620 tys. dla strażaków walczących z pożarem Biebrzańskiego Parku Narodowego
W sumie 620 tys. zł z budżetu województwa podlaskiego trafi do Ochotniczych Straży Pożarnych przez tydzień walczących z pożarem w Biebrzańskim Parku Narodowym.
Łukasz Rutkowski - Fotografia
Nagroda dla Ochotniczych Straży Pożarnych
- Trzeba wynagrodzić strażaków z ochotniczych straży pożarnych, które brały udział w gaszeniu pożaru w Biebrzańskim Parku Narodowym - podkreśla marszałek województwa podlaskiego Artur Kosicki.
Sejmik już zrobił krok w tej sprawie. Przeznaczył z budżetu województwa na wsparcie lokalnych OSP 620 tys. zł.
- Pieniądze trafią na sprzęt, na różnego rodzaju wyposażenie dla jednostek straży pożarnej, które walczyły żywiołem - wylicza Kosicki.
Decyzja o tym, które jednostki otrzymają pieniądze, zapadną po podsumowaniu akcji gaśniczej i zostaną przedstawione radnym na majowej sesji sejmiku.

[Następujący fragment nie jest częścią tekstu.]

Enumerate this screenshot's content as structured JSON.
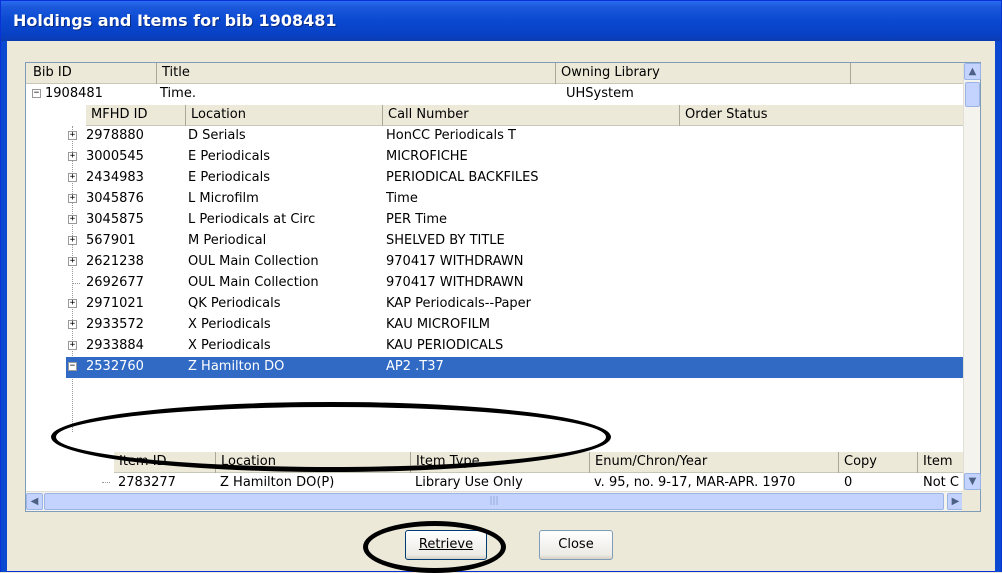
{
  "window": {
    "title": "Holdings and Items for bib 1908481"
  },
  "bib_header": {
    "bib_id": "Bib ID",
    "title": "Title",
    "owning_library": "Owning Library"
  },
  "bib": {
    "id": "1908481",
    "title": "Time.",
    "owning_library": "UHSystem"
  },
  "holdings_header": {
    "mfhd_id": "MFHD ID",
    "location": "Location",
    "call_number": "Call Number",
    "order_status": "Order Status"
  },
  "holdings": [
    {
      "id": "2978880",
      "location": "D Serials",
      "call_number": "HonCC Periodicals T",
      "expander": "+"
    },
    {
      "id": "3000545",
      "location": "E Periodicals",
      "call_number": "MICROFICHE",
      "expander": "+"
    },
    {
      "id": "2434983",
      "location": "E Periodicals",
      "call_number": "PERIODICAL BACKFILES",
      "expander": "+"
    },
    {
      "id": "3045876",
      "location": "L Microfilm",
      "call_number": "Time",
      "expander": "+"
    },
    {
      "id": "3045875",
      "location": "L Periodicals at Circ",
      "call_number": "PER Time",
      "expander": "+"
    },
    {
      "id": "567901",
      "location": "M Periodical",
      "call_number": "SHELVED BY TITLE",
      "expander": "+"
    },
    {
      "id": "2621238",
      "location": "OUL Main Collection",
      "call_number": "970417 WITHDRAWN",
      "expander": "+"
    },
    {
      "id": "2692677",
      "location": "OUL Main Collection",
      "call_number": "970417 WITHDRAWN",
      "expander": ""
    },
    {
      "id": "2971021",
      "location": "QK Periodicals",
      "call_number": "KAP Periodicals--Paper",
      "expander": "+"
    },
    {
      "id": "2933572",
      "location": "X Periodicals",
      "call_number": "KAU MICROFILM",
      "expander": "+"
    },
    {
      "id": "2933884",
      "location": "X Periodicals",
      "call_number": "KAU PERIODICALS",
      "expander": "+"
    },
    {
      "id": "2532760",
      "location": "Z Hamilton DO",
      "call_number": "AP2 .T37",
      "expander": "−",
      "selected": true
    }
  ],
  "items_header": {
    "item_id": "Item ID",
    "location": "Location",
    "item_type": "Item Type",
    "enum": "Enum/Chron/Year",
    "copy": "Copy",
    "item_status": "Item"
  },
  "items": [
    {
      "id": "2783277",
      "location": "Z Hamilton DO(P)",
      "item_type": "Library Use Only",
      "enum": "v. 95, no. 9-17, MAR-APR. 1970",
      "copy": "0",
      "status": "Not C"
    }
  ],
  "buttons": {
    "retrieve": "Retrieve",
    "close": "Close"
  },
  "colors": {
    "selection": "#316ac5",
    "title_bar": "#0a49d0",
    "annotation": "#000000"
  }
}
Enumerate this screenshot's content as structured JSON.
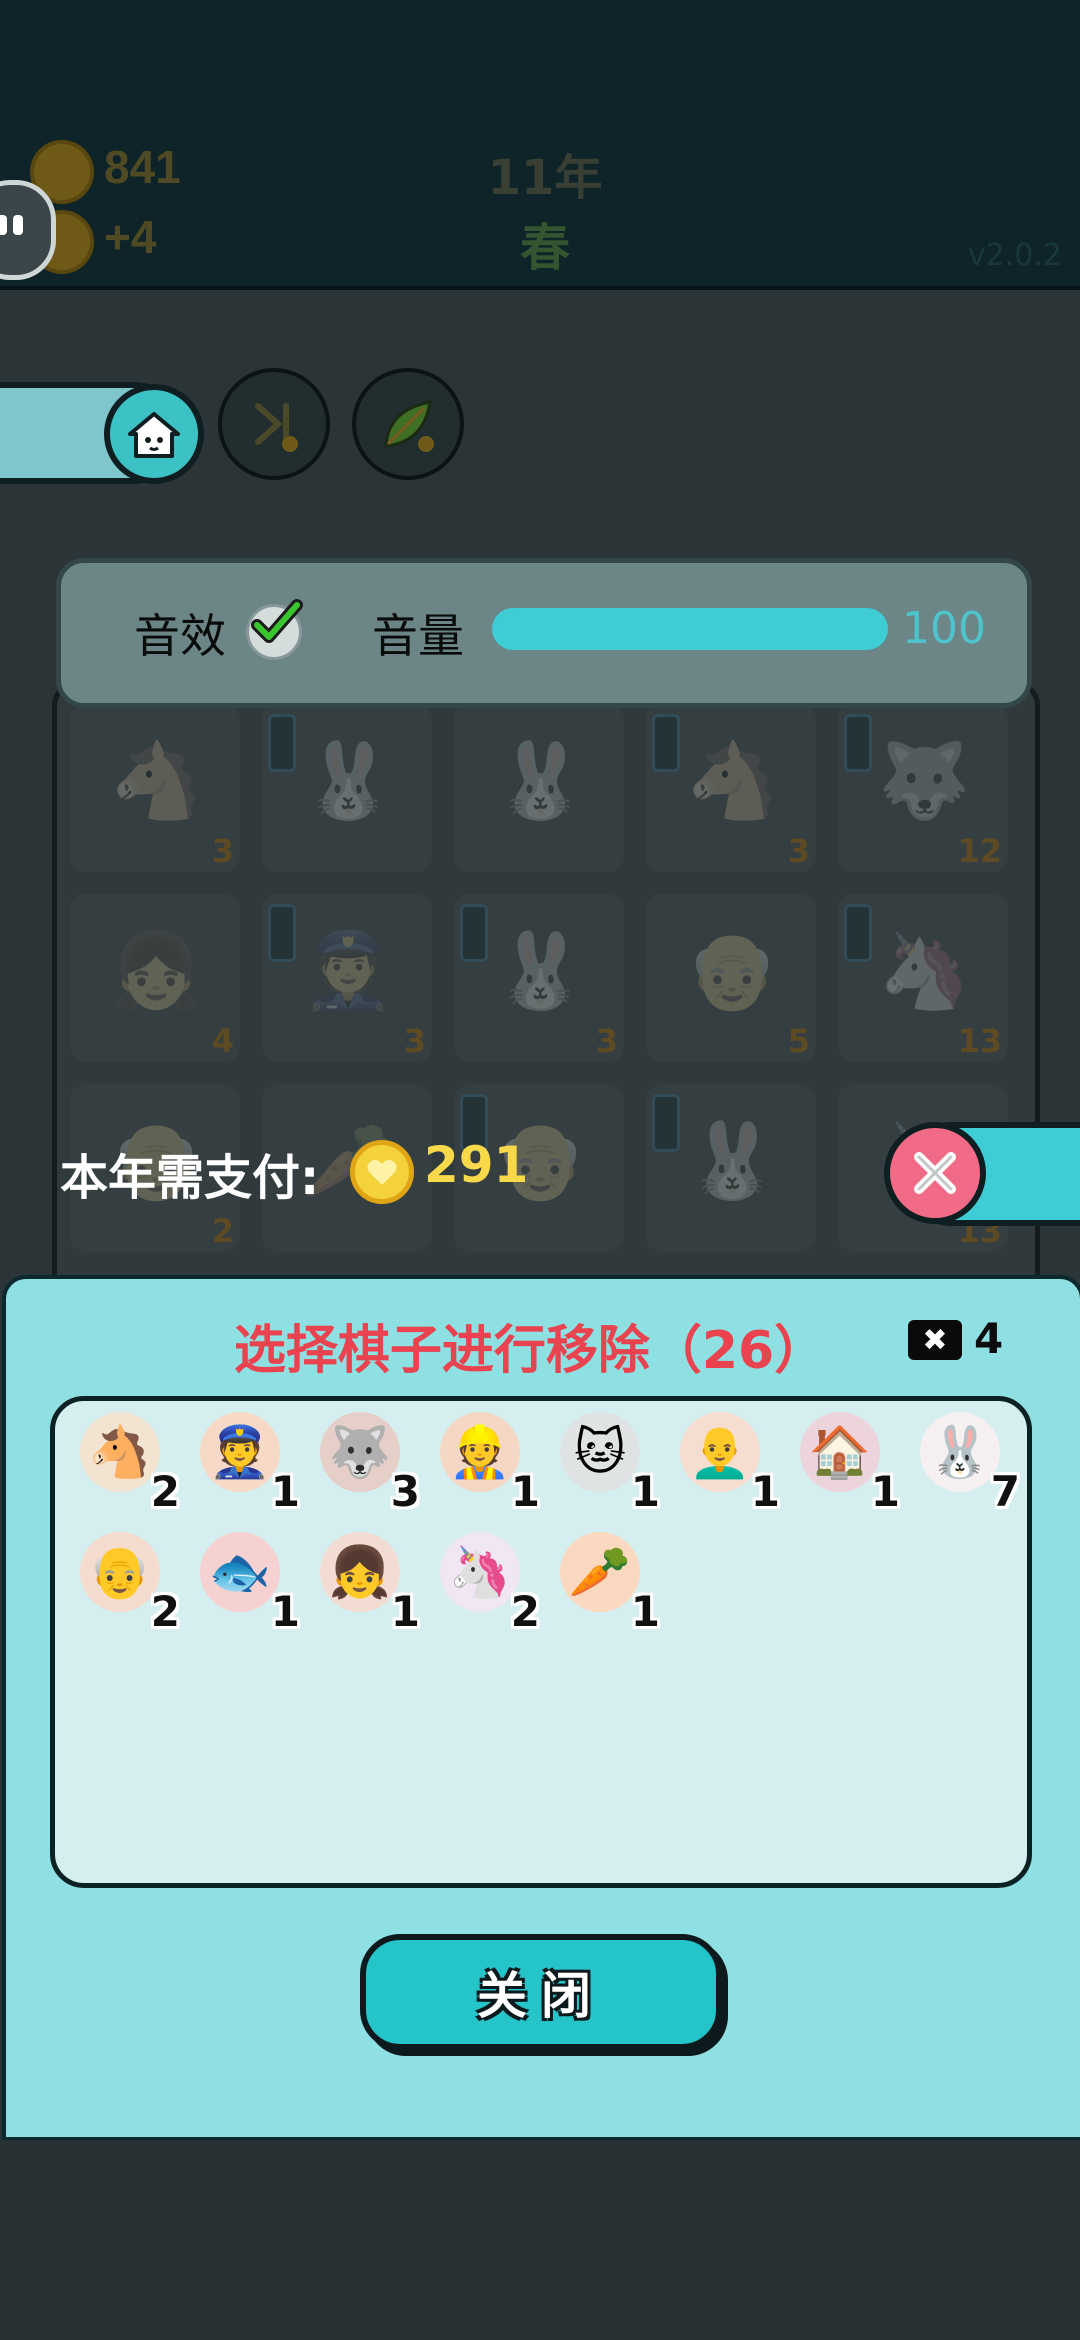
{
  "header": {
    "coins": "841",
    "income": "+4",
    "year": "11年",
    "season": "春",
    "version": "v2.0.2"
  },
  "settings": {
    "sound_label": "音效",
    "sound_enabled": true,
    "volume_label": "音量",
    "volume_value": "100",
    "volume_fraction": 1.0
  },
  "board": {
    "cells": [
      {
        "icon": "horse-icon",
        "glyph": "🐴",
        "count": "3"
      },
      {
        "icon": "rabbit-icon",
        "glyph": "🐰",
        "count": ""
      },
      {
        "icon": "rabbit-icon",
        "glyph": "🐰",
        "count": ""
      },
      {
        "icon": "horse-icon",
        "glyph": "🐴",
        "count": "3"
      },
      {
        "icon": "husky-icon",
        "glyph": "🐺",
        "count": "12"
      },
      {
        "icon": "girl-icon",
        "glyph": "👧",
        "count": "4"
      },
      {
        "icon": "police-icon",
        "glyph": "👮",
        "count": "3"
      },
      {
        "icon": "rabbit-icon",
        "glyph": "🐰",
        "count": "3"
      },
      {
        "icon": "old-man-icon",
        "glyph": "👴",
        "count": "5"
      },
      {
        "icon": "unicorn-icon",
        "glyph": "🦄",
        "count": "13"
      },
      {
        "icon": "grandpa-icon",
        "glyph": "👴",
        "count": "2"
      },
      {
        "icon": "carrot-icon",
        "glyph": "🥕",
        "count": ""
      },
      {
        "icon": "grandpa-icon",
        "glyph": "👴",
        "count": ""
      },
      {
        "icon": "rabbit-icon",
        "glyph": "🐰",
        "count": ""
      },
      {
        "icon": "unicorn-icon",
        "glyph": "🦄",
        "count": "13"
      }
    ]
  },
  "payment": {
    "label": "本年需支付:",
    "amount": "291"
  },
  "modal": {
    "title": "选择棋子进行移除（26）",
    "remove_count": "4",
    "close_label": "关闭",
    "pieces": [
      {
        "name": "horse-icon",
        "glyph": "🐴",
        "bg": "#f3e4d2",
        "count": "2"
      },
      {
        "name": "police-icon",
        "glyph": "👮",
        "bg": "#f6d9c6",
        "count": "1"
      },
      {
        "name": "husky-icon",
        "glyph": "🐺",
        "bg": "#e6cfc9",
        "count": "3"
      },
      {
        "name": "worker-icon",
        "glyph": "👷",
        "bg": "#f4d7c5",
        "count": "1"
      },
      {
        "name": "cat-icon",
        "glyph": "🐱",
        "bg": "#dfe3e4",
        "count": "1"
      },
      {
        "name": "bald-man-icon",
        "glyph": "👨‍🦲",
        "bg": "#f5ddd0",
        "count": "1"
      },
      {
        "name": "house-icon",
        "glyph": "🏠",
        "bg": "#ecd3dc",
        "count": "1"
      },
      {
        "name": "rabbit-icon",
        "glyph": "🐰",
        "bg": "#f6f0f0",
        "count": "7"
      },
      {
        "name": "grandpa-icon",
        "glyph": "👴",
        "bg": "#f4dccf",
        "count": "2"
      },
      {
        "name": "koi-fish-icon",
        "glyph": "🐟",
        "bg": "#f6d1d1",
        "count": "1"
      },
      {
        "name": "girl-icon",
        "glyph": "👧",
        "bg": "#f3dcd4",
        "count": "1"
      },
      {
        "name": "unicorn-icon",
        "glyph": "🦄",
        "bg": "#f1e6f3",
        "count": "2"
      },
      {
        "name": "carrot-icon",
        "glyph": "🥕",
        "bg": "#fbd9c0",
        "count": "1"
      }
    ]
  }
}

Co zrobić, by to się nie powtórzyło?
Marszałek zapowiedział też, że z radnymi sejmiku województwa w poszczególnych komisjach będą prowadzone rozmowy dotyczące innej pomocy dla Biebrzańskiego Parku Narodowego i działań, dzięki którym w przyszłości do takich pożarów jak ostatnio nie dochodziło.
- To wymaga różnego rodzaju analiz, tak by było to wykonalne, by nie było podjęte pod wpływem emocji, byśmy mogli zrobić to dobrze, racjonalnie z korzyścią, w porozumieniu z władzami parku i z ministerstwem środowiska - wyjaśnia Artur Kosicki.
W 2019 r. z budżetu województwa do jednostek OSP w naszym regionie na zakup samochodów, sprzętu gaśniczego i umundurowania trafiło łącznie 2 mln zł. W tym roku pula ta ma sięgnąć 2,4 mln zł.
Park uzbierał dla strażaków 3,46 mln zł
Na wsparcie działań Ochotniczych Straży Pożarnych walczących z pożarem zbiórkę prowadził Biebrzański Park Narodowy. W jej ramach, do wtorku (28.04), na konto Parku wpłynęło ponad 3,46 mln zł wpłacone przez ponad 37 tys. osób i firm.
Pożar w Biebrzańskim Parku narodowym trwał od 19 do 26 kwietnia. Objął 5,3 tys. ha terenu - głównie traw i trzcinowisk, w mniejszym stopniu lasu. Gasiło go kilkuset strażaków z PSP, OSP a także służby parkowe i leśne, które udostępniały samoloty gaśnicze. Jego przyczyną było podpalenie traw.